Prodger, assim, tem em seus registros “defeituosos” através dos grandes e


evidentes pixels a representação figurativa do que se constrói o seu ser. São partes
e fragmentos de algo em constante movimento, diverso e contrastante, originados
das reminiscências de si própria durante toda a vida e que ali estão e persistem a
serem vistos. Há também elementos contrastantes – neve e sol; estrada e
cachoeira; natureza e progresso – que representam toda a frágil ambiguidade em
que ela se expõe, e é assim que a mesma decide por compartilhar a sua história.
Tão íntima é sua expressão artística que ouvimos, por muitas vezes, frases com sua
própria voz que descrevem as imagens impressas à tela ou relatos de ações
sequenciais tão confusas que nos transporta diretamente a um universo difuso e
pulsante, algo tal como o próprio inquieto cérebro da artista.

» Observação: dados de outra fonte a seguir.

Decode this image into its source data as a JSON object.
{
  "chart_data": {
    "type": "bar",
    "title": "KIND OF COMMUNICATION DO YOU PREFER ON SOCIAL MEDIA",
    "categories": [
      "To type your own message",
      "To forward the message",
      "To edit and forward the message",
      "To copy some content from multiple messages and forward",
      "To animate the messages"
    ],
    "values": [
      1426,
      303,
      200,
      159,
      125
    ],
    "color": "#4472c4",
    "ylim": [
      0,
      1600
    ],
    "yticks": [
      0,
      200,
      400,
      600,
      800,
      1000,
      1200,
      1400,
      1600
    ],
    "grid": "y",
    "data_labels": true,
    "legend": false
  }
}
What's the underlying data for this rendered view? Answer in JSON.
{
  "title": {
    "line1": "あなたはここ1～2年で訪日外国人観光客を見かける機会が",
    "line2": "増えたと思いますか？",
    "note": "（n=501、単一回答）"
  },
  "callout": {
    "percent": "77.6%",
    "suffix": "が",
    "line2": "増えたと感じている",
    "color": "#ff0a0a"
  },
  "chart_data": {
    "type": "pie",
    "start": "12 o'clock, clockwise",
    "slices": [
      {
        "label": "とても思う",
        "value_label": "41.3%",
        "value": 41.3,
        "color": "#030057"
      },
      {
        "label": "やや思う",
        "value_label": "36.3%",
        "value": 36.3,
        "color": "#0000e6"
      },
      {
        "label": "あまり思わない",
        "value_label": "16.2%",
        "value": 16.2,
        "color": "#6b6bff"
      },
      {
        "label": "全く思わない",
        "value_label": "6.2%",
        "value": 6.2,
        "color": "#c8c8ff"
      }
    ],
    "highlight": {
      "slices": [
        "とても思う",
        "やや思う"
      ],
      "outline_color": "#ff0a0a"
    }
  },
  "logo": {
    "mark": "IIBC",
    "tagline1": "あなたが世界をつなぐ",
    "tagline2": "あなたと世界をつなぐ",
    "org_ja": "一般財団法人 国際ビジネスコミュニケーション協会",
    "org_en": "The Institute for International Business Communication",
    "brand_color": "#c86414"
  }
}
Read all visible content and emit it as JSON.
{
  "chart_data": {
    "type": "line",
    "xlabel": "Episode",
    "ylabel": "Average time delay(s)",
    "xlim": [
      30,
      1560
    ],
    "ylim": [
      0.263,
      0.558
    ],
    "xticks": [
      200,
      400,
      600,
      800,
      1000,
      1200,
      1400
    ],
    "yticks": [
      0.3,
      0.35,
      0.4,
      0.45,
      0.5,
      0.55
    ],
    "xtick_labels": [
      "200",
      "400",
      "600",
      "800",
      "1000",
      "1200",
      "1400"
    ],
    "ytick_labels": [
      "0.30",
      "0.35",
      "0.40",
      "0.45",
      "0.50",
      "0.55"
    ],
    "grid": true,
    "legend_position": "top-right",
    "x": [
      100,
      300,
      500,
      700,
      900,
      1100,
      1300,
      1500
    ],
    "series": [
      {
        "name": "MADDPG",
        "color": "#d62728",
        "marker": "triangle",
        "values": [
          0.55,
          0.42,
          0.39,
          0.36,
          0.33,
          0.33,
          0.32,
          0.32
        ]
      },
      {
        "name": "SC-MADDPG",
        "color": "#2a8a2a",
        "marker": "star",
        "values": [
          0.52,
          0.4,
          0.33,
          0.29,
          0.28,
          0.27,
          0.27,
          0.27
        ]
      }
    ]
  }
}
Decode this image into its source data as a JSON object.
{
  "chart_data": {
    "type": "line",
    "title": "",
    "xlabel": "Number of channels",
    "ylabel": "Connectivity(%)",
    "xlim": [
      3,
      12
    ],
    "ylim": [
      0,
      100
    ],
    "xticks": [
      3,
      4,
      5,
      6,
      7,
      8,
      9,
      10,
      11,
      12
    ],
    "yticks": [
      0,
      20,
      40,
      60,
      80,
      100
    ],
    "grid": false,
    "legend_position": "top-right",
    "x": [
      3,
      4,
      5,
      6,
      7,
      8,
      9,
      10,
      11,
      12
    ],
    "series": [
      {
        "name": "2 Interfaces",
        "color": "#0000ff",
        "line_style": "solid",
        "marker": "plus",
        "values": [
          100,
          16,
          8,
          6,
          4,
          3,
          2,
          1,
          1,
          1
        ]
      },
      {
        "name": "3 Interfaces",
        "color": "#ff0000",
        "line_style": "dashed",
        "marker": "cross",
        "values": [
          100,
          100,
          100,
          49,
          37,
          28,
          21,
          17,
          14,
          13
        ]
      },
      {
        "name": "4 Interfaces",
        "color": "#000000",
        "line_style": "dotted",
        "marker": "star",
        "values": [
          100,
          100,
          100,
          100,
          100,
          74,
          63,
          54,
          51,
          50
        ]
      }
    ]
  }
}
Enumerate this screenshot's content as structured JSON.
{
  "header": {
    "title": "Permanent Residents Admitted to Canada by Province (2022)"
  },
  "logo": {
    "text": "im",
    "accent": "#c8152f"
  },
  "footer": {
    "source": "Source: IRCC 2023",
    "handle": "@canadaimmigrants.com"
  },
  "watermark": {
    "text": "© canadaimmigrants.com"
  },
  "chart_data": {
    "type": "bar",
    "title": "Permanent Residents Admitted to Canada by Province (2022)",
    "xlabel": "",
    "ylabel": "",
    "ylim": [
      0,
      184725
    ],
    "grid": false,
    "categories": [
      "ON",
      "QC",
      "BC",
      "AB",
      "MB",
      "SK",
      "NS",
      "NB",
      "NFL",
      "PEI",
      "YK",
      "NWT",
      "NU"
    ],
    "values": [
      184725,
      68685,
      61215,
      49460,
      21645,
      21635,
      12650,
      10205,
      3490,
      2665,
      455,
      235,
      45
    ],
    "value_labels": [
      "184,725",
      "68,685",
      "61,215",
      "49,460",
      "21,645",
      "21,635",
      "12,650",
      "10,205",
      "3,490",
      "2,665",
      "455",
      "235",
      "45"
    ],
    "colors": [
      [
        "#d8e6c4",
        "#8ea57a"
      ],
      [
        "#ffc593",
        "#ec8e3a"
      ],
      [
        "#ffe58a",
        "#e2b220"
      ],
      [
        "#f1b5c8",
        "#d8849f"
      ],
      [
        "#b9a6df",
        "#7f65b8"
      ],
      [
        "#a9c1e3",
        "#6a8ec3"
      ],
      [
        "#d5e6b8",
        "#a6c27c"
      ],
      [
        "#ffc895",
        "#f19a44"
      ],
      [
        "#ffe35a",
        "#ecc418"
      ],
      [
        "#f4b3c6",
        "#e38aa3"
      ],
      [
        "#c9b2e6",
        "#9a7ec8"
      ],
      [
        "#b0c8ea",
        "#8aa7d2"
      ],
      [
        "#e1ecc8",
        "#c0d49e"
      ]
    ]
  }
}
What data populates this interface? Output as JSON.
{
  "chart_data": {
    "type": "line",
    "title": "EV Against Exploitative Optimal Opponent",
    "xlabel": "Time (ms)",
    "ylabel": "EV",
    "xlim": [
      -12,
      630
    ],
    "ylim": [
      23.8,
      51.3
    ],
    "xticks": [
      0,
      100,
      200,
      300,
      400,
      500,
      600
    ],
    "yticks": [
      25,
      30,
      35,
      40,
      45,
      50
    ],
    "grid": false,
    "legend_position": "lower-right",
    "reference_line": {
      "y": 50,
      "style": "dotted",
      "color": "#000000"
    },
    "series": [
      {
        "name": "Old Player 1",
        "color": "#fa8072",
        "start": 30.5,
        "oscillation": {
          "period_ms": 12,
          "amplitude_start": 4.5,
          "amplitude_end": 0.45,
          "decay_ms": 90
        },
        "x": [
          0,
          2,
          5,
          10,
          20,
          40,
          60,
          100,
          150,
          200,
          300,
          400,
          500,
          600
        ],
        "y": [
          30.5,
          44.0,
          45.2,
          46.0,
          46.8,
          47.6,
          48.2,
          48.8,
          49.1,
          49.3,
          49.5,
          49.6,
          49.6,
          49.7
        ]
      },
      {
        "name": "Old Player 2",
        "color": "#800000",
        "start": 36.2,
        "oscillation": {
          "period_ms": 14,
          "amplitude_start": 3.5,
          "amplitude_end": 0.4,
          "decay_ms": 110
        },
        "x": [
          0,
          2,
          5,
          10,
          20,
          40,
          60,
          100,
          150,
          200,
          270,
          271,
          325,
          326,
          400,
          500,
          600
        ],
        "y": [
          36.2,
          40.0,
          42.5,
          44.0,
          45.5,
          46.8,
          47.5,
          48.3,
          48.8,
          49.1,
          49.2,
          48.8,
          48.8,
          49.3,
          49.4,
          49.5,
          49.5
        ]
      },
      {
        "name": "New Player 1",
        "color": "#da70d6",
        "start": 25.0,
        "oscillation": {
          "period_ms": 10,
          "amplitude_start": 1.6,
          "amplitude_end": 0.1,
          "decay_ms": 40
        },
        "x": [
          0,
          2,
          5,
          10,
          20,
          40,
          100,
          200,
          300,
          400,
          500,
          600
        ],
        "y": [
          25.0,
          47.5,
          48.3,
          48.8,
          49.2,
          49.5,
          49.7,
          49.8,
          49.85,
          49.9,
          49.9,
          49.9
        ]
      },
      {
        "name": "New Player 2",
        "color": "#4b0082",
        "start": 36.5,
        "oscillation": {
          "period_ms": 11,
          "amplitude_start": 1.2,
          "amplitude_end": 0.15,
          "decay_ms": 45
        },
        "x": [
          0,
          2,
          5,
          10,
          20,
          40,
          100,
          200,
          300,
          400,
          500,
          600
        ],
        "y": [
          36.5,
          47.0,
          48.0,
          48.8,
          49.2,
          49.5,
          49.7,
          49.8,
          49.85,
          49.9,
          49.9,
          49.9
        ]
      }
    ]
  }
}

Outra forte relação de vivência e memória proposta pela artista é a partir das
inserções pontuais de imagens de janelas – sempre de dentro a olhar para fora – de
locais em que viveu ou trabalhou em Glasgow, na Escócia. Ainda assim, tendo a
total percepção de que ela está no interior de um ambiente e sabendo o caráter
autobiográfico de sua própria visão de mundo em suas imagens, não há nunca uma
visão nítida para o externo. Em todas as inserções de tais lugares tão íntimos a ela
ainda carregam barreiras, linhas ou pilares.

Em qualquer das oito localidades há o bloqueio da visão ampla, reforçando,


mais uma vez, como esse íntimo é composto por partes justapostas que completam
um todo, ainda que esse todo seja moldado sempre com bloqueios e inserções entre
as partes. Inclusive, a forma com que essas inserções são feitas, e até a unidade no
aspecto de design na representação gráfica de cada uma das ruas, também marcam
o filme tal como capítulos, partes de um todo que se junto com essas “barreiras” do
olhar. A própria construção da obra torna-se ainda mais um elemento de linguagem
a reforçar o conceito de fragmentação pessoal da autora.
Cabe ainda o destaque para as poucas partes em que se vê fisicamente
Charlotte em seu próprio filme. Como há de se apresentar a realizadora, a partir de
sua fisionomia, se já seguimos durante o filme todos os aspectos emocionais e
internos da mesma? Para tanto, quando opta por dar rosto a aquele olho que
captura e registra as imagens, nunca há uma visão lúcida.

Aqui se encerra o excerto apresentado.